El capitán de remo, Roberto Naone, impulsó la refundación del club en 2007 junto a viejos socios. El objetivo era recuperar el río para la práctica del remo en un río despreciado, una masa oscura, maloliente y sucia a la que los vecinos de La Boca y los habitantes de la Ciudad le daban la espalda.

“Cuando empecé a usar la camiseta del club por la calle, mucha gente me paraba porque sabían de la anterior existencia del club y se sorprendían de su renacimiento. Así, muchos empezaron a venir y a partir de eso se generaron nuevas relaciones. Gente que se conocía del barrio, de la panadería, comenzaron a vincularse de otro modo a partir del remo y a tener otra perspectiva de la importancia del Riachuelo”, dice Roberto, que además del remo tiene una dinámica participación en otras organizaciones que hacen a la vida del barrio.

De los 120 socios que tiene el Club, hay un grupo más o menos permanente de 30 que van remar todas las semanas y sus edades oscilan entre los 30 y más de 70 años. Una de las veteranas es Tere, jubilada de la antigua ENTEL, una de las socias más antiguas que espera tomando mate su momento de subir a remar.

Alejandra, la vicepresidenta del Club, docente de artes, jubilada, llegó hace 4 años al club y desde el primer día no dejó de venir. A ella el remo le hizo revivir muchas sensaciones de su infancia cuando iba de vacaciones con sus padres y aprendió a remar en un bote “chinchorro”. Profesora de Bellas Artes, Alejandra dice que “el remo me impulsó a volver a pintar, algo que había dejado de lado hace mucho tiempo”.

Paola, kinesióloga, la mayor de siete hermanos con los que vivían en un típico conventillo, cuenta que el remo la hizo reconciliarse con el barrio y el Riachuelo. “Fue sanador, antes venía a la orilla a llorar por todas las cosas que me pasaban y la imagen del río estaba vinculada a esos momentos difíciles y hoy este deporte me ha dado la posibilidad de sentir de otra manera”, enfatiza.

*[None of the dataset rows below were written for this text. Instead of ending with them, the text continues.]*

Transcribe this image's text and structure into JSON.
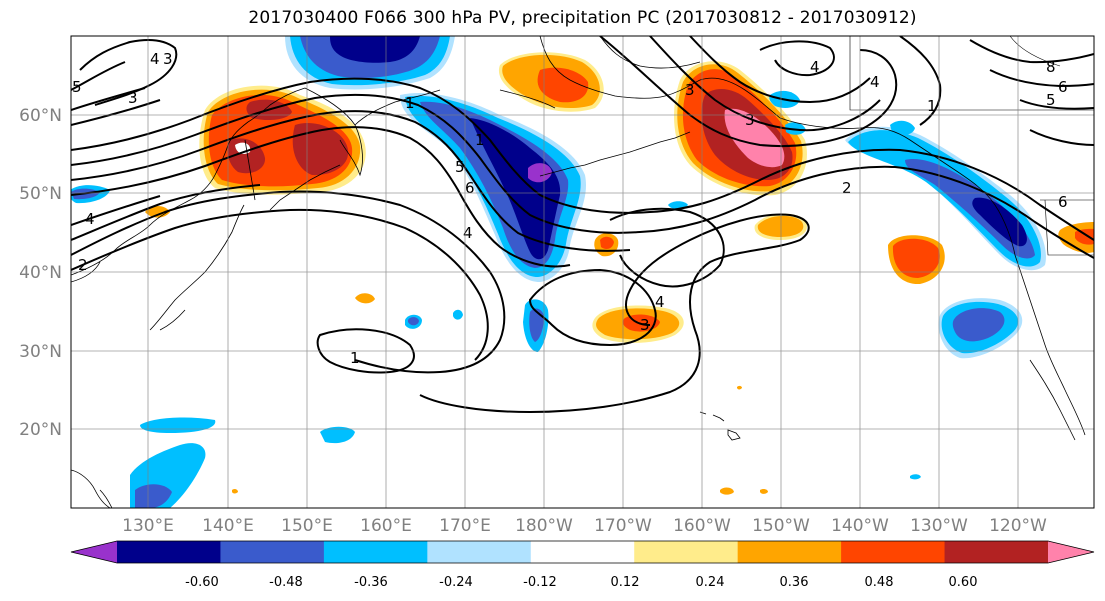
{
  "title": "2017030400 F066 300 hPa PV, precipitation PC (2017030812 - 2017030912)",
  "map": {
    "lat_labels": [
      "60°N",
      "50°N",
      "40°N",
      "30°N",
      "20°N"
    ],
    "lon_labels": [
      "130°E",
      "140°E",
      "150°E",
      "160°E",
      "170°E",
      "180°W",
      "170°W",
      "160°W",
      "150°W",
      "140°W",
      "130°W",
      "120°W"
    ],
    "pv_contour_labels": [
      "5",
      "4",
      "3",
      "3",
      "2",
      "1",
      "1",
      "4",
      "5",
      "6",
      "4",
      "3",
      "4",
      "3",
      "8",
      "6",
      "5",
      "1",
      "2",
      "6",
      "1",
      "4",
      "4",
      "3"
    ]
  },
  "colorbar": {
    "colors": [
      "#9932CC",
      "#00008B",
      "#3A5BCC",
      "#00BFFF",
      "#B0E2FF",
      "#FFFFFF",
      "#FFEC8B",
      "#FFA500",
      "#FF4500",
      "#B22222",
      "#FF82AB"
    ],
    "tick_labels": [
      "-0.60",
      "-0.48",
      "-0.36",
      "-0.24",
      "-0.12",
      "0.12",
      "0.24",
      "0.36",
      "0.48",
      "0.60"
    ]
  }
}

Recuperar el río para los vecinos, una visión popular del acceso a los deportes y actividades que se pueden realizar en él, integración con el barrio y dar pelea a los proyectos excluyentes, son las consignas que están implícitas en esta práctica que congrega a personas de distintas edades e intereses pero profundamente comprometidos con la actividad que va más allá del mero hecho deportivo.

-Roberto, una cosa más.

-Sí, decime….

-¿Qué pasa con la contaminación?

- Mirá, en este momento el mayor factor contaminante, alrededor de un 85 %, son los efluentes cloacales que la Ciudad de Buenos Aires descarga. Los residuos industriales han bajado o están en proceso de conversión. El problema es el modelo de tratamiento de los efluentes.

-¿Y esto cómo se explica?

El relato de Roberto es largo, va de las primeras cloacas después de la fiebre amarilla en 1871 hasta el actual Sistema Riachuelo, una mega obra que transporta los desagües cloacales de todo el área metropolitana a lo largo de 30 km, realizados con tuneleras de empresas vinculadas a la familia Macri. Se trata de una obra muy discutida desde ámbitos académicos por el impacto a futuro, teniendo en cuenta las transformaciones que está sufriendo el medio ambiente y por ser un diseño que desde los países centrales se considera obsoleto.

Mientras tanto continuamos remando en el Riachuelo.